Souvent, les rayonnements provenant de la radioactivité (α, β, γ, n, ...) peuvent atteindre les tissus vivants de l'extérieur (exposition accidentelle ou volontaire) ; on parle de rayonnements ionisants car ils créent dans les cellules traversées des ions + ou des ions – (radicaux libres très nocifs) en même temps qu'ils déposent de l'énergie. Les dégâts occasionnés sont fonction de nombreux facteurs : dose absorbée, localisation, durée d'exposition, type de cellules, type de rayonnement. En particulier, les cellules indifférenciées (cellules du sang) ou en division rapide (cellules germinales ou tumorales) sont très sensibles aux rayons. On utilise cette caractéristique en radiothérapie, pour détruire les cellules cancéreuses.
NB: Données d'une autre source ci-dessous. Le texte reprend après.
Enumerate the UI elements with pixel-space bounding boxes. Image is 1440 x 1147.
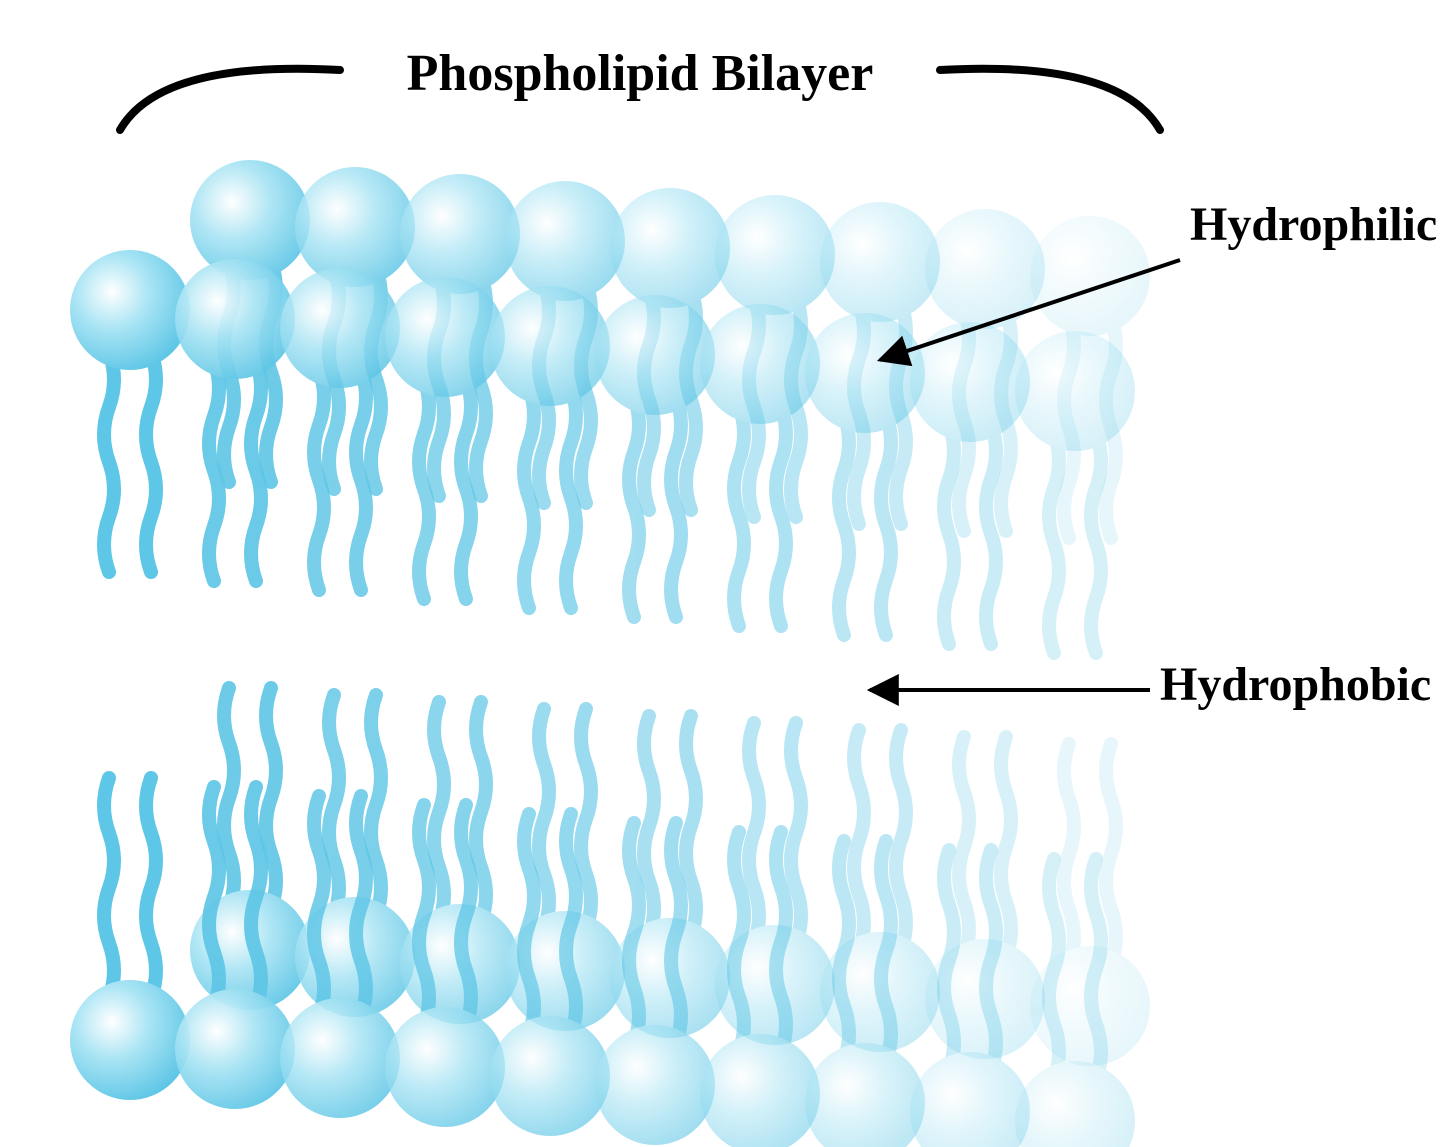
lipid-head (385, 277, 505, 397)
phospholipid (70, 778, 190, 1100)
lipid-head (595, 295, 715, 415)
lipid-tail (566, 388, 576, 608)
lipid-head (70, 250, 190, 370)
lipid-tail (671, 397, 681, 617)
lipid-tail (146, 352, 156, 572)
phospholipid (910, 322, 1030, 644)
lipid-tail (776, 406, 786, 626)
lipid-tail (881, 415, 891, 635)
lipid-tail (1091, 433, 1101, 653)
lipid-head (490, 1016, 610, 1136)
lipid-head (1015, 331, 1135, 451)
lipid-head (295, 167, 415, 287)
phospholipid (1015, 331, 1135, 653)
lipid-tail (944, 424, 954, 644)
lipid-tail (419, 379, 429, 599)
lipid-tail (1049, 433, 1059, 653)
lipid-tail (734, 406, 744, 626)
hydrophobic-label: Hydrophobic (1160, 658, 1431, 711)
lipid-tail (104, 778, 114, 998)
lipid-head (70, 980, 190, 1100)
lipid-tail (146, 778, 156, 998)
lipid-head (175, 989, 295, 1109)
lipid-head (595, 1025, 715, 1145)
lipid-tail (1064, 744, 1074, 964)
lipid-head (910, 1052, 1030, 1147)
lipid-head (175, 259, 295, 379)
lipid-head (910, 322, 1030, 442)
lipid-tail (1106, 744, 1116, 964)
lipid-head (700, 1034, 820, 1147)
lipid-layers (70, 160, 1150, 1147)
lipid-head (280, 998, 400, 1118)
phospholipid (190, 688, 310, 1010)
lipid-head (715, 195, 835, 315)
lipid-head (1015, 1061, 1135, 1147)
lipid-head (805, 313, 925, 433)
lipid-tail (251, 361, 261, 581)
lipid-tail (104, 352, 114, 572)
lipid-head (490, 286, 610, 406)
diagram-title: Phospholipid Bilayer (407, 45, 874, 102)
lipid-head (505, 181, 625, 301)
phospholipid-bilayer-diagram: Phospholipid Bilayer Hydrophilic Hydroph… (0, 0, 1440, 1147)
lipid-head (400, 174, 520, 294)
lipid-head (805, 1043, 925, 1147)
phospholipid (295, 695, 415, 1017)
lipid-tail (839, 415, 849, 635)
lipid-head (280, 268, 400, 388)
lipid-head (385, 1007, 505, 1127)
lipid-tail (986, 424, 996, 644)
lipid-tail (356, 370, 366, 590)
lipid-tail (524, 388, 534, 608)
phospholipid (70, 250, 190, 572)
lipid-tail (461, 379, 471, 599)
phospholipid (805, 313, 925, 635)
lipid-head (700, 304, 820, 424)
lipid-tail (314, 370, 324, 590)
lipid-head (610, 188, 730, 308)
hydrophilic-label: Hydrophilic (1190, 198, 1437, 251)
lipid-tail (629, 397, 639, 617)
lipid-tail (209, 361, 219, 581)
lipid-head (820, 202, 940, 322)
Pour une dose absorbée donnée, les effets biologiques sont d'autant plus importants que le facteur de qualité (Q) affecté au rayonnement est important (on a Q = 1 pour des γ, mais Q = 20 pour des α). En plus des radicaux libres, le choc des particules ionisantes sur la molécule d'ADN d'une cellule peut provoquer des dégâts irréversibles. Si un seul brin d'ADN est coupé, les réparations sont effectives ; si les deux brins sont coupés les mécanismes biologiques de réparation sont défaillants et le résultat peut être la mort de la cellule ou une mutation génétique si une cellule germinale est atteinte.